Pengamatan para sosiolog tersebut juga disampaikan oleh Ma’arif (1997) dengan
bahasa yang lain, bahwa modernisme gagal karena ia mengabaikan nilai-nilai spiritual
transendental sebagai pondasi kehidupan. Akibatnya dunia modern tidak memiliki
pijakan yang kokoh dalam membangun peradabannya. Modernisme telah
mengakibatkan nilai-nilai luhur yang pernah dimiliki dan dipraktekkan oleh manusia
kini terendam lumpur nilai-nilai kemodernan yang lebih menonjolkan keserakahan dan
nafsu untuk menguasai.
BAB III
PENUTUP
A. Kesimpulan
Sebagai kesimpulan bahwa menurut sudut pandang pemikiran penulis bahwa “Filsafat
Ilmu” sangat berguna untuk memahami gerak perkembangan ilmu pengetahuan dan
teknologi yang sedemikian itu, maka kehadiran filsafat ilmu berusaha mengembalikan
ruh dan tujuan luhur ilmu, melatih berfikir radikal tentang hakekat ilmu, melatih
berfikir reflektif di dalam lingkup ilmu, menghindarkan diri dari memutlakkan
kebenaran ilmiah, dan menganggap bahwa ilmu sebagai satu-satunya cara memperoleh
kebenaran, menghindarkan diri dari egoisme ilmiah, yakni tidak menghargai sudut
pandang lain di luar bidang ilmunya, agar ilmu tidak menjadi bomerang bagi kehidupan
umat manusia. Sebab ilmu pengetahuan mendorong kemajuan teknologi. Kemajuan
teknologi dapat berakibat positif maupun negatif. Supaya ilmu pengetahuan dan
teknologi berdampak positif bagi manusia perlu dikendalikan oleh etika. Etika
merupakan penilaian terhadap kebudayaan. Perubahan kebudayaan dapat terjadi
akibat perkembangan ilmu dan teknologi. Perubahan kebudayaan dapat mengakibatkan
terjadinya krisis etika sehingga dapat terjadi krisis kemusiaan.
B. Saran
Bahwa setelah menyimak dan membahas lebih jauh lagi terhadap makalah ini, kami
menyadari bahwa Filsafat Ilmu itu sangat berperan sekali untuk mengatasi krisis
kemanusiaan, maka mudah-mudahan kedepannya ilmu ini dapat di gunakan untuk
kelangsungan kehidupan umat manusia yang lebih baik.
DAFTAR PUSTAKA
Soewardi H. 1999. Roda Berputar Dunia Bergulir Kognisi Baru Tentang Timbul-Tenggelamnya
Sivilisasi. Bandung. Bakti Mandiri
Ellul J. 1964. The Technological Society. New York. Alfred Knapf Sastrapratedja. 1980.

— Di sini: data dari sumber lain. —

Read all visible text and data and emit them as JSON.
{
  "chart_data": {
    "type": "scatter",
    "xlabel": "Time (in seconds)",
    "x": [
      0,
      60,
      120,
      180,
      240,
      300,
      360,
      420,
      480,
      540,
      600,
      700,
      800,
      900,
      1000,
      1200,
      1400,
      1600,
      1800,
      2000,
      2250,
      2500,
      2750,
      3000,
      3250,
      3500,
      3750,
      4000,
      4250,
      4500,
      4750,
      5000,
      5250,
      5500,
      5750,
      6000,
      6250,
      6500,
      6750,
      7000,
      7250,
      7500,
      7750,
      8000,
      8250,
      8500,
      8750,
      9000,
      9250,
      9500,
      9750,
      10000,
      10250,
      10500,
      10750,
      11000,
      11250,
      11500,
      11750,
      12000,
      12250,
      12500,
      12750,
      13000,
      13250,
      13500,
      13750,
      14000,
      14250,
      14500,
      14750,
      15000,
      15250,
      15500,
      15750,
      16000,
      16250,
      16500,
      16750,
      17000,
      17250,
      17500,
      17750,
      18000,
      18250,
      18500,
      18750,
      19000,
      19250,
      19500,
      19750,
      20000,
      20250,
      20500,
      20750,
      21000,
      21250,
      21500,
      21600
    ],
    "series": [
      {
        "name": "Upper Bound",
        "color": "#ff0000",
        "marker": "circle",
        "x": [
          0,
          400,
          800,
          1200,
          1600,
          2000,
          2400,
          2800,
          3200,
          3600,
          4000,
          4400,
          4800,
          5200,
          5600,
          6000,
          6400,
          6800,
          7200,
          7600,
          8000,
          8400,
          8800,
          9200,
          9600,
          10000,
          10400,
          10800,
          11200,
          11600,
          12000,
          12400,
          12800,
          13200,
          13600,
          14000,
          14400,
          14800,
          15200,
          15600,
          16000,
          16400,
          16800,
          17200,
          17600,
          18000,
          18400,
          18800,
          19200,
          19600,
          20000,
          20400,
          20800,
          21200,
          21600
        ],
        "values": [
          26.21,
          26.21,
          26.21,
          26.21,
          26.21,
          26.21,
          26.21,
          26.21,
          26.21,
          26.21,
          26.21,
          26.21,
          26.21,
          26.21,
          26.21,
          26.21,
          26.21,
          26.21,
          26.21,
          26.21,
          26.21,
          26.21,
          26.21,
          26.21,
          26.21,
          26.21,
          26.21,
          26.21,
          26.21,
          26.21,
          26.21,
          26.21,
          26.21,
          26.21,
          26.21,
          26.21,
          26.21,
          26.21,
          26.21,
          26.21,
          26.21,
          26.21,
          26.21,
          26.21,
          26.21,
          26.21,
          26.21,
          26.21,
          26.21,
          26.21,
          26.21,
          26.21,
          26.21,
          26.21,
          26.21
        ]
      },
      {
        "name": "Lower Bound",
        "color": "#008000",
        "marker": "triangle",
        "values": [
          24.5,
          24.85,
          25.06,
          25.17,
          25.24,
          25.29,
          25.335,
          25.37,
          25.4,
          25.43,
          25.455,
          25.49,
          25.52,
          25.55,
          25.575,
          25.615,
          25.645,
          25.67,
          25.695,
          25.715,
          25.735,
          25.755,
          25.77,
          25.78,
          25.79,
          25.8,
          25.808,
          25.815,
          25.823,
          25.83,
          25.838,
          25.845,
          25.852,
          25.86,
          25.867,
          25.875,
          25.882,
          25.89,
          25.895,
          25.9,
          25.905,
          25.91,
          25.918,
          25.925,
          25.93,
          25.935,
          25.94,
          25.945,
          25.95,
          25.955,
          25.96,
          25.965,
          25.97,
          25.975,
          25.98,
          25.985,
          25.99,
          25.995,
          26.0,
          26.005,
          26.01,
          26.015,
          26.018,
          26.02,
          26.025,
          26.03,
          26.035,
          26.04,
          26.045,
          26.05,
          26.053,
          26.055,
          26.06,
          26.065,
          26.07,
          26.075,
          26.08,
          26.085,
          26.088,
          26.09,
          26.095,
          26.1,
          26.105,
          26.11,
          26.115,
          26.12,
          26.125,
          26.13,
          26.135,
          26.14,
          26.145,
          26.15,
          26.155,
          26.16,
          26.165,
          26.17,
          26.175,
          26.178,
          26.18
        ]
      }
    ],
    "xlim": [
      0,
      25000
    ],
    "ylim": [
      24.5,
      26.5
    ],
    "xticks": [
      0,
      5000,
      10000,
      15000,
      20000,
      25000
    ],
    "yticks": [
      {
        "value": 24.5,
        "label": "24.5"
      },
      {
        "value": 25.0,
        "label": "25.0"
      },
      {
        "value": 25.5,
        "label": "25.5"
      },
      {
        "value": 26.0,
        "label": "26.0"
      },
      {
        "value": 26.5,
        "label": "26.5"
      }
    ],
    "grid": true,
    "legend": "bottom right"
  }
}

Tim Dosen Filsafat Ilmu Fakultas Filsafat UGM. 2001. Filsafat Ilmu. 2nd ed. Yogyakarta. Liberty
Daruni, EA. 1991. Hubungan Ilmu dan Kebudayaan dalam Majalah Jurnal Filsafat. Fakultas
Filsafat UGM Yogyakarta. Seri 8
Ma’arif S. 1997. Dalam “Kata Pengantar” Buku Agama dan krisis Kemanusiaan Modern oleh
Nashir H. 1997. Pustaka Pelajar. Yogyakarta.